Analysing the flows of scientists between countries is one of the tasks of Jean Guinet, acting head of the OECD’s Science and Technology Policy Division. He spoke last week at his office in the La Défense section of Paris with Richard L. Hudson, Science Business Editor.

Why are you studying this?

We need to make the debate a little more peaceful, a little more objective. We have to establish what are the flows. Which are the biggest exporting countries? Which the biggest importers? Can you speak at this time of a more fruitful cycle - what you might call brain circulation, instead of brain drain or brain gain?

Brain circulation - is that your neologism?

Voilà. It’s a way of getting out of the opposition between brain drain and brain gain. Everyone sees himself as a winner or loser in a competition for intellectual resources. But if the brains circulate, if everything is in motion, it benefits everybody. It benefits exporter and importer.

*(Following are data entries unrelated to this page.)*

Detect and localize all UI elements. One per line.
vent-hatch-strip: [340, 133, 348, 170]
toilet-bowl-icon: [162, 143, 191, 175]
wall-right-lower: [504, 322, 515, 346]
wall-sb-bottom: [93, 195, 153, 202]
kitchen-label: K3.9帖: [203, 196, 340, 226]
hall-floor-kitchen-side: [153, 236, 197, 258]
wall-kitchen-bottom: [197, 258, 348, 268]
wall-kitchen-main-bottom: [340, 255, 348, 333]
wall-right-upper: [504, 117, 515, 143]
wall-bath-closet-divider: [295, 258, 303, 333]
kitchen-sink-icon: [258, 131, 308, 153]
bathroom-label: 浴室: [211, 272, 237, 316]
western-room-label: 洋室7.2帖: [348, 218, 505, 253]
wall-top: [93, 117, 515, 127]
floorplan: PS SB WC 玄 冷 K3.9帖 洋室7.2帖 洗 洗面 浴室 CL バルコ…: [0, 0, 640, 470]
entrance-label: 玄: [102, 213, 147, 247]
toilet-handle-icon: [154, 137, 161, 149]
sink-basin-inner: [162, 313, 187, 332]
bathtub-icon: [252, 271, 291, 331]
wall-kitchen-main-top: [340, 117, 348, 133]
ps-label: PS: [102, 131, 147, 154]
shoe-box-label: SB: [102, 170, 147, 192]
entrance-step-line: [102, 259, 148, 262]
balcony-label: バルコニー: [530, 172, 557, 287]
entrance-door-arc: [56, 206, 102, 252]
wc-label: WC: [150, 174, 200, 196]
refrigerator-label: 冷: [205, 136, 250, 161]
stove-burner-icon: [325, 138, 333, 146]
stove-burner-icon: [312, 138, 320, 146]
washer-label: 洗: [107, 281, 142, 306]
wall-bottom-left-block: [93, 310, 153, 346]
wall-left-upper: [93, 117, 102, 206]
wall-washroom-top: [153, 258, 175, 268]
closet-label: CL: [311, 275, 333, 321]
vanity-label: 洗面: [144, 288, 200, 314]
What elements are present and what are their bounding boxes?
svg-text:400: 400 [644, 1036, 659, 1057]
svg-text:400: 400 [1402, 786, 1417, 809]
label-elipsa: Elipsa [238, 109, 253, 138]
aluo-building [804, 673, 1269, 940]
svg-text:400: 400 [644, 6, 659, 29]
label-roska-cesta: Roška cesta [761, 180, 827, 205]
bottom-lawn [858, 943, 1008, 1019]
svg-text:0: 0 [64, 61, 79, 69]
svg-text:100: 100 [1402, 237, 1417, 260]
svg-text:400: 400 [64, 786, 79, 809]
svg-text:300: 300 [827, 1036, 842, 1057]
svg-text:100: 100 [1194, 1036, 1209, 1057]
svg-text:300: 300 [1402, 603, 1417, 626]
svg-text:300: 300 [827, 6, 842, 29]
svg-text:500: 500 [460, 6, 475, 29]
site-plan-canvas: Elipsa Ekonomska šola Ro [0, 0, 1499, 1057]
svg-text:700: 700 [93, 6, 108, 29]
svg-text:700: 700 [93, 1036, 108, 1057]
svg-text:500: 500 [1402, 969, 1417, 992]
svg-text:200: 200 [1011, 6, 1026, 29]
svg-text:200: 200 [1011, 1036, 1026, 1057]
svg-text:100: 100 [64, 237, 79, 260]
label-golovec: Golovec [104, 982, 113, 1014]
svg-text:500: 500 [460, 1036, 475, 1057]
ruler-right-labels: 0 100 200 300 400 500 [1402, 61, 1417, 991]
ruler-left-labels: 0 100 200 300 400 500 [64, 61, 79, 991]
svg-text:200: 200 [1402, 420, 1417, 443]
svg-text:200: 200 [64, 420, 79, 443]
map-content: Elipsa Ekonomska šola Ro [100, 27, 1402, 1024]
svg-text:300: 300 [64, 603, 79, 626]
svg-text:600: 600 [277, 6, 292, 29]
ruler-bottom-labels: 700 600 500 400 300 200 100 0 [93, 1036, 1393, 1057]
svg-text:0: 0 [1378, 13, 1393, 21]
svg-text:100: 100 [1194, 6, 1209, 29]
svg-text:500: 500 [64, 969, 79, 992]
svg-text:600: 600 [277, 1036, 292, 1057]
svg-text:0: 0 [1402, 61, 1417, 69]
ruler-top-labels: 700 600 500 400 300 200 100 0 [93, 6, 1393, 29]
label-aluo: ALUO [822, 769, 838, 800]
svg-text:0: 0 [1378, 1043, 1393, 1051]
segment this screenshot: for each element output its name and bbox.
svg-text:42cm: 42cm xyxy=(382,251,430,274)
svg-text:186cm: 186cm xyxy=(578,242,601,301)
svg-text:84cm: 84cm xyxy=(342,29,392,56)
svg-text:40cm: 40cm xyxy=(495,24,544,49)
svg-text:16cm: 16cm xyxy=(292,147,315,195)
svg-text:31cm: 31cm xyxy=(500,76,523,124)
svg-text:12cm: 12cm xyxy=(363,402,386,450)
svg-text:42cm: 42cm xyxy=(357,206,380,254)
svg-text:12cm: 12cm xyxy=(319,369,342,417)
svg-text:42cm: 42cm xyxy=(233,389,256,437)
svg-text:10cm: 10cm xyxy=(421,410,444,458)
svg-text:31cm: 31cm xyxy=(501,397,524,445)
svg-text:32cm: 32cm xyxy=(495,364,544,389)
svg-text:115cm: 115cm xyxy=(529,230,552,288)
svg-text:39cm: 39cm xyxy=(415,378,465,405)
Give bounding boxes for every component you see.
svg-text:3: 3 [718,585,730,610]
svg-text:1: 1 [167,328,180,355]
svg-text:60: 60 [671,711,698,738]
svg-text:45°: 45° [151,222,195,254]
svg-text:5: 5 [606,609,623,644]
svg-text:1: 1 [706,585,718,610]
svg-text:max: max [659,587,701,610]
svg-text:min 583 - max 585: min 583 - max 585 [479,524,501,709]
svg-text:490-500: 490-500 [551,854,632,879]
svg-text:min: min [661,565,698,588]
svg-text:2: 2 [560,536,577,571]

Is this brain circulation good?

From our point of view it's very positive. From there, all kinds of possibilities grow, of connection, of communication, for everybody who participates in this type of economy. For a country to keep its people, or to draw others, it’s necessary to participate in this circulation. That is to say, to import one must export. There is now a global research space. It's clearly so for industrial innovation, which is above all the concern of the globalised enterprise. But for education, for public research, it’s also more and more the case.

What about those countries that are net exporters? Is it good for them?

It depends on how you view change. When people go, they add to their experience, their perspective. And the benefits gained are not external to the home economy. There is the networking effect. One doesn't have to attract an American researcher to benefit from the efficiency of the American system; the presence of the national researcher in the American system, who keeps relations with the system of origin, is a manner of benefiting. And of course they benefit when the people who went away come back, with new experience.

Only after a long time...

Yes, after a long time. But the rate of return is variable depending on the country, and it's a cultural thing. The French come back more systematically than others, for example. I remember what the Chinese minister of research said, when he was asked about this subject. He said: Look, if two million Chinese go abroad to study and only one million come back, it would be magnificent. (Laughs.) Well, the million learned things in Japan, in America. The Chinese saw how the Koreans or others played this [migration] card very well - how they benefited from this circulation and how they came back. There is always a certain number who leave their country of origin, develop a larger professional and social network, and who are then going to function more efficiently to the benefit of both countries - the country of origin and the country visited.

How big an exporter is China?

I can't be precise on that (an OECD study of the Chinese scientific system is just beginning.) It’s certainly a principal exporter of human resources. The real question is how is it evolving? China disposes of such vast resources - will it continue to be in surplus to others, or will there be an equilibrium? One can hypothesise that many of those who leave will come back because their career possibilities will grow exponentially in China. China has formed a business incubator devoted solely to the repatriated. If you are Chinese of origin, if you have been three or ten years in the US and you have an idea to come back, then you will benefit from help launching your company. You are welcomed into a structure that gives you financing, facilities - all with a view to attracting Chinese scientists and would-be technological entrepreneurs back to the country.

But again, what about the countries that feel they are losing?

The answer is you have to close the circle, to have the return loop. Yes, you have to wait a long time. But it works globally. If every country gets more attractive by strengthening its national base, it will retain its own people and attract others - and that can only raise the energy level of the entire global system.